Welcome to the new recycling section of VoT where we offer divisive insight to the world of mainstream drivel being passed off as "Indie Rock" to the brainwashed masses, and boy are you in for a treat! But please don't think this is going to be some great dissection of this soul-baring guy thinking he's onto something new in any way, shape, or form, this is all about the reality of what makes this artist so much better than 88% of the other people making music today. How does that feel?

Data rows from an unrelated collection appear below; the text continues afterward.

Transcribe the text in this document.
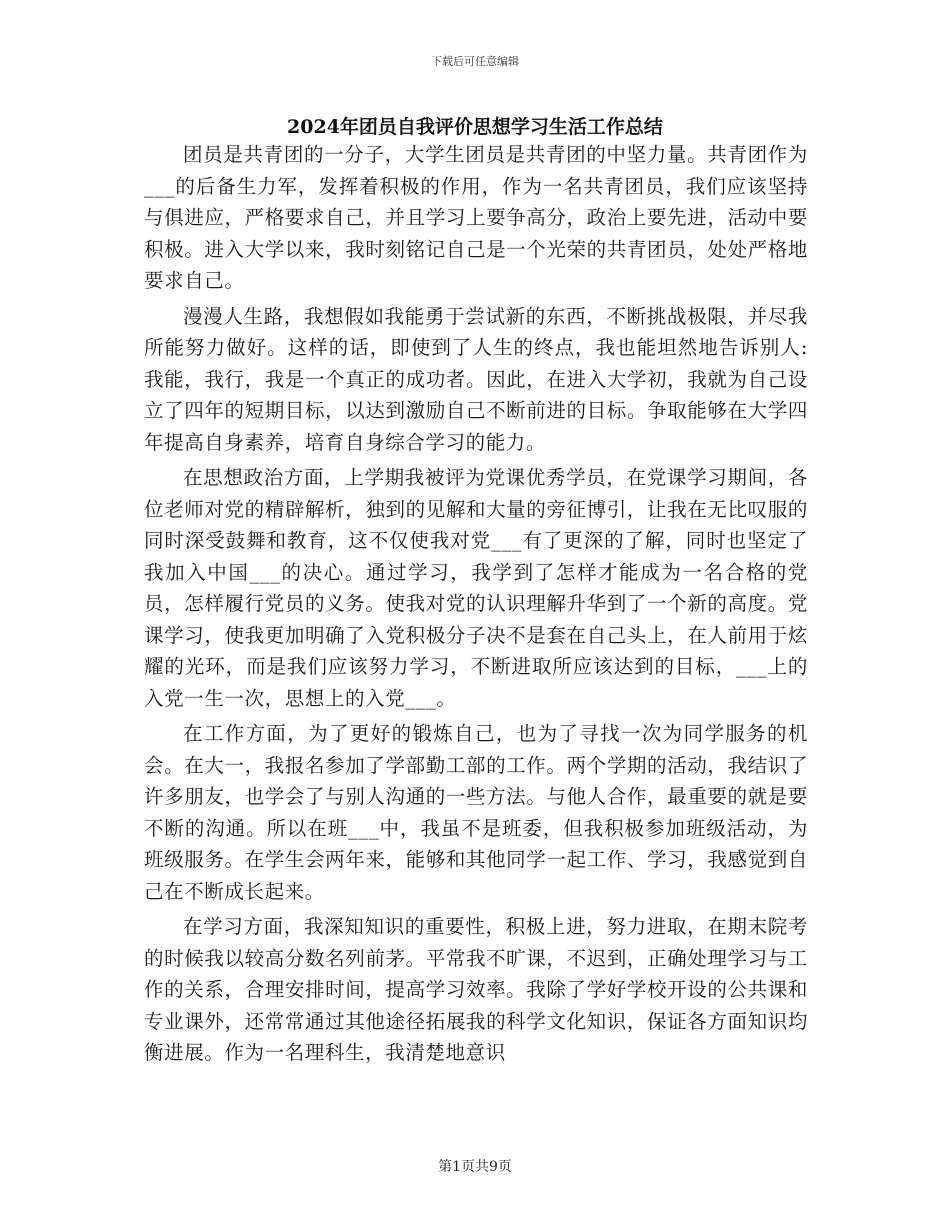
下载后可任意编辑
2024年团员自我评价思想学习生活工作总结

团员是共青团的一分子，大学生团员是共青团的中坚力量。共青团作为___的后备生力军，发挥着积极的作用，作为一名共青团员，我们应该坚持与俱进应，严格要求自己，并且学习上要争高分，政治上要先进，活动中要积极。进入大学以来，我时刻铭记自己是一个光荣的共青团员，处处严格地要求自己。

漫漫人生路，我想假如我能勇于尝试新的东西，不断挑战极限，并尽我所能努力做好。这样的话，即使到了人生的终点，我也能坦然地告诉别人:我能，我行，我是一个真正的成功者。因此，在进入大学初，我就为自己设立了四年的短期目标，以达到激励自己不断前进的目标。争取能够在大学四年提高自身素养，培育自身综合学习的能力。

在思想政治方面，上学期我被评为党课优秀学员，在党课学习期间，各位老师对党的精辟解析，独到的见解和大量的旁征博引，让我在无比叹服的同时深受鼓舞和教育，这不仅使我对党___有了更深的了解，同时也坚定了我加入中国___的决心。通过学习，我学到了怎样才能成为一名合格的党员，怎样履行党员的义务。使我对党的认识理解升华到了一个新的高度。党课学习，使我更加明确了入党积极分子决不是套在自己头上，在人前用于炫耀的光环，而是我们应该努力学习，不断进取所应该达到的目标，___上的入党一生一次，思想上的入党___。

在工作方面，为了更好的锻炼自己，也为了寻找一次为同学服务的机会。在大一，我报名参加了学部勤工部的工作。两个学期的活动，我结识了许多朋友，也学会了与别人沟通的一些方法。与他人合作，最重要的就是要不断的沟通。所以在班___中，我虽不是班委，但我积极参加班级活动，为班级服务。在学生会两年来，能够和其他同学一起工作、学习，我感觉到自己在不断成长起来。

在学习方面，我深知知识的重要性，积极上进，努力进取，在期末院考的时候我以较高分数名列前茅。平常我不旷课，不迟到，正确处理学习与工作的关系，合理安排时间，提高学习效率。我除了学好学校开设的公共课和专业课外，还常常通过其他途径拓展我的科学文化知识，保证各方面知识均衡进展。作为一名理科生，我清楚地意识

第1页共9页
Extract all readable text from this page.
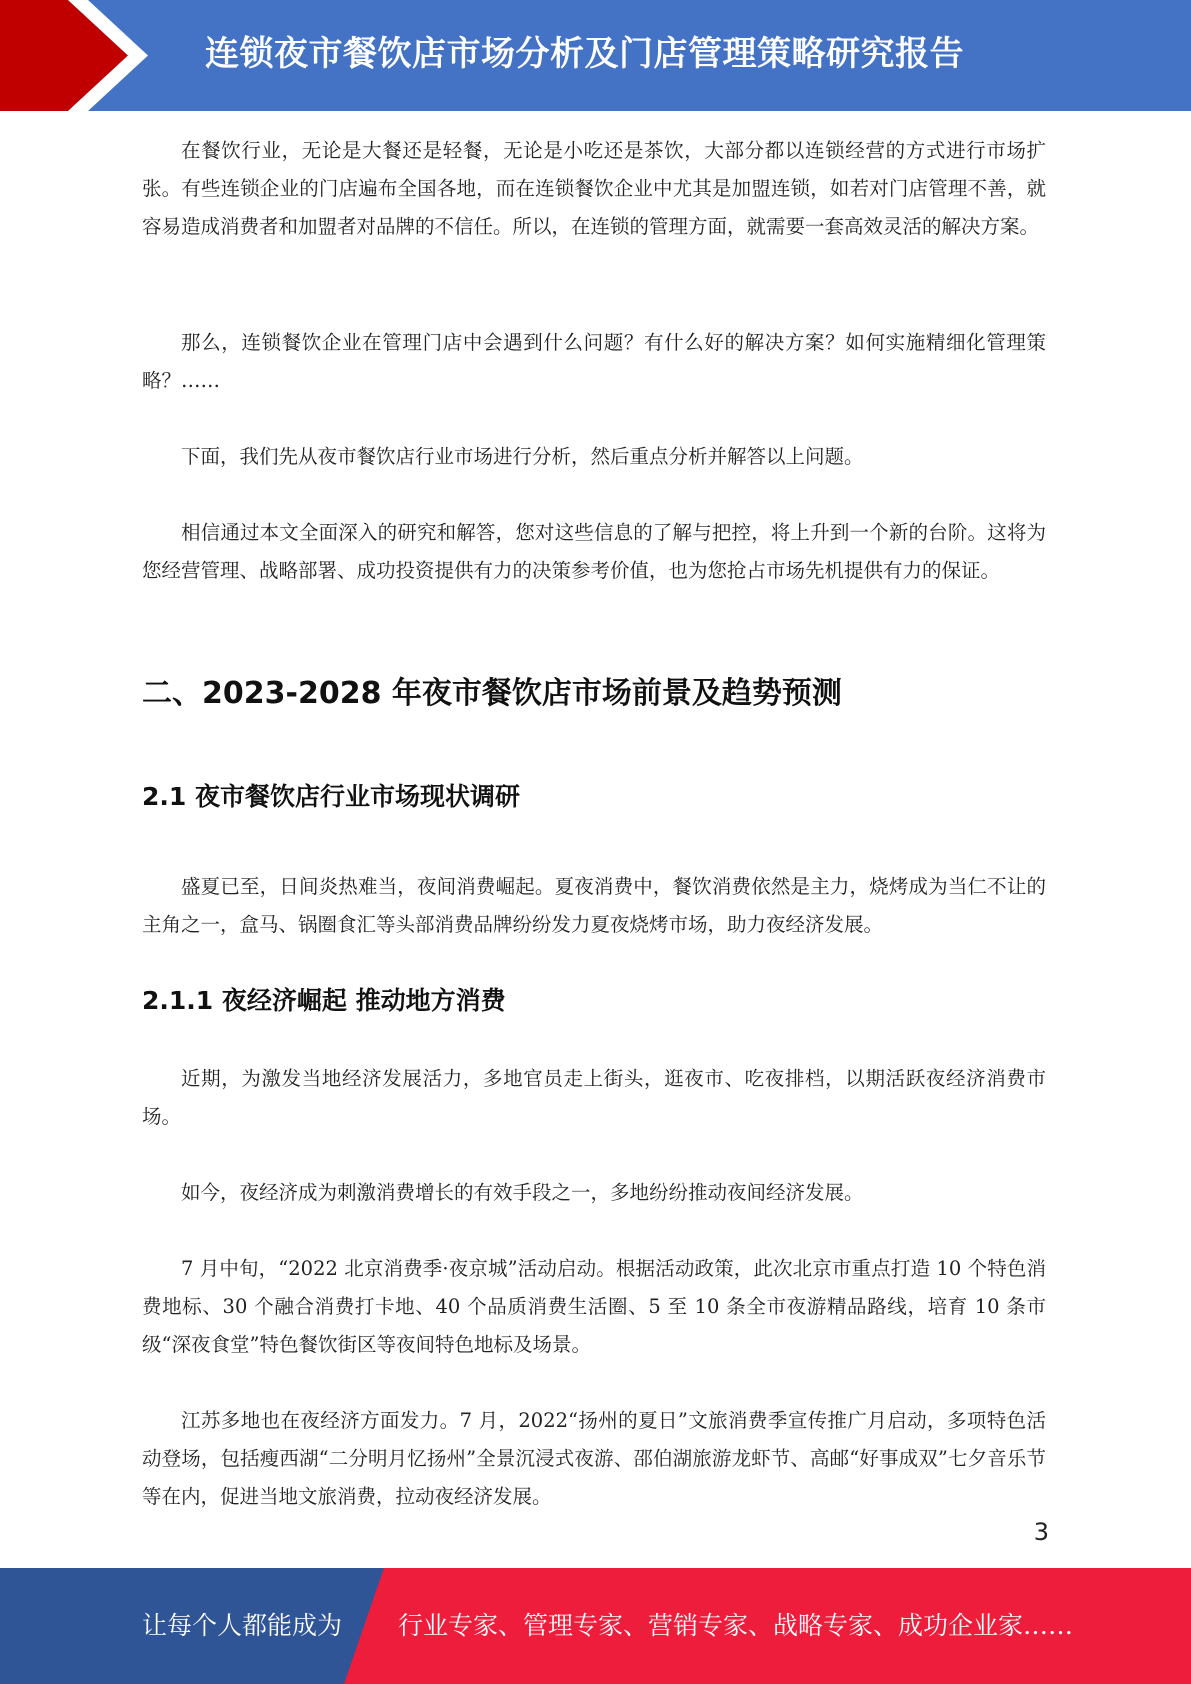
连锁夜市餐饮店市场分析及门店管理策略研究报告

在餐饮行业，无论是大餐还是轻餐，无论是小吃还是茶饮，大部分都以连锁经营的方式进行市场扩张。有些连锁企业的门店遍布全国各地，而在连锁餐饮企业中尤其是加盟连锁，如若对门店管理不善，就容易造成消费者和加盟者对品牌的不信任。所以，在连锁的管理方面，就需要一套高效灵活的解决方案。

那么，连锁餐饮企业在管理门店中会遇到什么问题？有什么好的解决方案？如何实施精细化管理策略？……

下面，我们先从夜市餐饮店行业市场进行分析，然后重点分析并解答以上问题。

相信通过本文全面深入的研究和解答，您对这些信息的了解与把控，将上升到一个新的台阶。这将为您经营管理、战略部署、成功投资提供有力的决策参考价值，也为您抢占市场先机提供有力的保证。

二、2023-2028 年夜市餐饮店市场前景及趋势预测
2.1 夜市餐饮店行业市场现状调研

盛夏已至，日间炎热难当，夜间消费崛起。夏夜消费中，餐饮消费依然是主力，烧烤成为当仁不让的主角之一，盒马、锅圈食汇等头部消费品牌纷纷发力夏夜烧烤市场，助力夜经济发展。

2.1.1 夜经济崛起 推动地方消费

近期，为激发当地经济发展活力，多地官员走上街头，逛夜市、吃夜排档，以期活跃夜经济消费市场。

如今，夜经济成为刺激消费增长的有效手段之一，多地纷纷推动夜间经济发展。

7 月中旬，“2022 北京消费季·夜京城”活动启动。根据活动政策，此次北京市重点打造 10 个特色消费地标、30 个融合消费打卡地、40 个品质消费生活圈、5 至 10 条全市夜游精品路线，培育 10 条市级“深夜食堂”特色餐饮街区等夜间特色地标及场景。

江苏多地也在夜经济方面发力。7 月，2022“扬州的夏日”文旅消费季宣传推广月启动，多项特色活动登场，包括瘦西湖“二分明月忆扬州”全景沉浸式夜游、邵伯湖旅游龙虾节、高邮“好事成双”七夕音乐节等在内，促进当地文旅消费，拉动夜经济发展。

3
让每个人都能成为 行业专家、管理专家、营销专家、战略专家、成功企业家……
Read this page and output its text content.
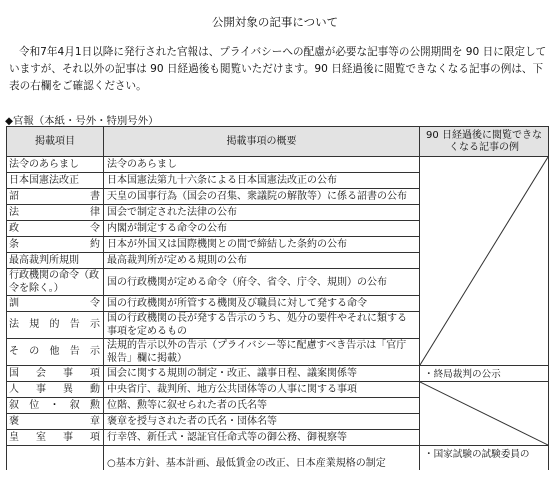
公開対象の記事について

令和7年4月1日以降に発行された官報は、プライバシーへの配慮が必要な記事等の公開期間を 90 日に限定していますが、それ以外の記事は 90 日経過後も閲覧いただけます。90 日経過後に閲覧できなくなる記事の例は、下表の右欄をご確認ください。

◆官報（本紙・号外・特別号外）
掲載項目	掲載事項の概要	90 日経過後に閲覧できなくなる記事の例
法令のあらまし	法令のあらまし	

日本国憲法改正	日本国憲法第九十六条による日本国憲法改正の公布	
詔書	天皇の国事行為（国会の召集、衆議院の解散等）に係る詔書の公布	
法律	国会で制定された法律の公布	
政令	内閣が制定する命令の公布	
条約	日本が外国又は国際機関との間で締結した条約の公布	
最高裁判所規則	最高裁判所が定める規則の公布	
行政機関の命令（政令を除く。）	国の行政機関が定める命令（府令、省令、庁令、規則）の公布	
訓令	国の行政機関が所管する機関及び職員に対して発する命令	
法規的告示	国の行政機関の長が発する告示のうち、処分の要件やそれに類する事項を定めるもの	
その他告示	法規的告示以外の告示（プライバシー等に配慮すべき告示は「官庁報告」欄に掲載）	
国会事項	国会に関する規則の制定・改正、議事日程、議案関係等	・終局裁判の公示

人事異動	中央省庁、裁判所、地方公共団体等の人事に関する事項	

叙位・叙勲	位階、勲等に叙せられた者の氏名等	
褒章	褒章を授与された者の氏名・団体名等	
皇室事項	行幸啓、新任式・認証官任命式等の御公務、御視察等	
	○基本方針、基本計画、最低賃金の改正、日本産業規格の制定	・国家試験の試験委員の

This encouragement is exactly what makes us weak as humans, this acknowledgement that it's better to just stay on the same treaded, safe path that keeps us dim-witted, dull and in-line as a society. The type of low hum used in the industrial revolution to keep workers' heads down and to mindlessly continue to pursue the dreams of their owners, and never themselves. This music from How To Dress Well isn't freedom, it's a com-modified cancer of ingenuity, and a growing sound sore that just won't go away on it's own.
Yes, How to Dress Well are a malignant cyst on the face of modern music, barely even disguised as "pop" and one of the least inventive and maliciously unimaginative creative sources of pap you will encounter this year, or the next. So for the love of humanity and the respect of your future generations (imagine being caught 20 years from now in a photo wearing a 'How to Dress Well' t-shirt?), please excuse this shiny turd from the dinner table, and return it to it's rightful place in the litter box, before you lose all self-respect, entirely.
You don't have to fall for this shit, people, seriously. Let VoT be your inner voice here, this is the audio equivalent to wearing MC Hammer pants, or taking the singing career of Samantha Fox to heart, it's just not how we as humans were supposed to evolve, and if you're feeling the pressure, just believe in yourself, "you don't have to listen to this shit."